Now that prices can be checked online in a tick, how can stores avoid ending up as mere showrooms for Internet sales? Matthew Valentine rejoices in the return of haggling

In an episode of 1980s BBC sitcom The Young Ones, a crazed Alexei Sayle knocks on the door of the central student household and asks if he can use the toilet. Given a negative response, he replies, ’I thought not. That’s why I pissed in your garden.’ Retailers could learn a lot from this.

There are now so many competitors to any given retailer that if one gives a negative reply to a reasonable customer request, the customer is almost obliged to make other arrangements out of personal pride. Gone are the days when being the only shop in town gave a retailer the clout to dictate how transactions are made. These retailers should now accept that they ought to relinquish some control over the prices paid for their products too.

Less than a decade ago my habit of asking for a discount when making any major purchase was considered bizarre, if not downright suspicious, by most of my friends. They are all at it now, happily waving computer printouts at shop assistants to show they can buy their chosen camera cheaper at Amazon. This style of transaction is here to stay.

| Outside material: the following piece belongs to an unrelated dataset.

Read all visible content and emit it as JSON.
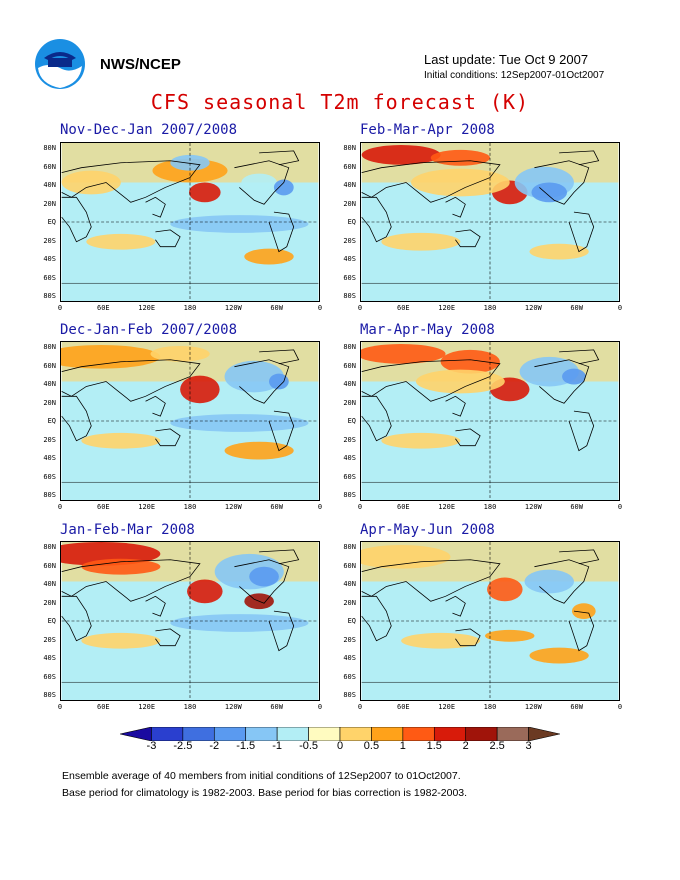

There are many examples of retailers being slow to react to changing online trends. If you sell white goods, for example, do you expect customers to research fridges online before coming to your store? Or might they visit your store to check size, fit and finish before purchasing from the cheapest website? Increasingly, they use the latter method. This has encouraged retailers to pay more attention to their online offers, but their store designs still see fridges lined up like books on a shelf – not with space for customers to walk around them and reflect on how they might look in the kitchen.

So the growing uptake of mobile devices with Web access could mean a real headache. Not just planned purchases, but impulse ones will be subject to a price and benefits comparison, made there and then on a mobile phone. Like the 1990s cliché, where people barked ’I’m on the train’ into mobiles, the next decade will see them holding up phones in shops, asking ’Can you beat this price?’

This is a perfectly reasonable request. It is the simplest, most basic question that can be asked of a shopkeeper, and one that has been asked of every market stall holder in existence for millennia. Quite why consumers allowed this haggling to end and let retailers set the price is a mystery to me.

Fortunately, the Internet is an incredibly powerful bargaining tool. It shows up the lies retailers peddle when they tell us they are giving us a bargain. It is often nothing of the sort, but consumers now have the tools to demand better.

The solution, if stores are not to become mere showrooms for Internet sales, is to become more flexible on price and to encourage shoppers to make them an offer. Markets find their own levels, and consumers can easily find the going rate – or decide what they think it should be. The challenge will be for retailers to communicate this approach to customers, and to decide how much leeway to allow staff in accepting discounts.

Signage and ticketing will, obviously, need to be fundamentally rethought. Traditional store layouts with staff behind desks might be impractical, and the way space is used for displays may change. It might even be the case that a smaller selection of products will be offered to maximise margins. But giving customers more power to decide on what price they are prepared to pay for a product, or not, is a far more real choice than selecting between 30 variants of the same product.

If an occasional brash shopper gets a terrific bargain, retailers could still benefit from less leftover stock at the end of the season that has to be sold at a loss. And shoppers are less likely to be given a negative reply to a reasonable request, and to want to piss in the retailer’s garden.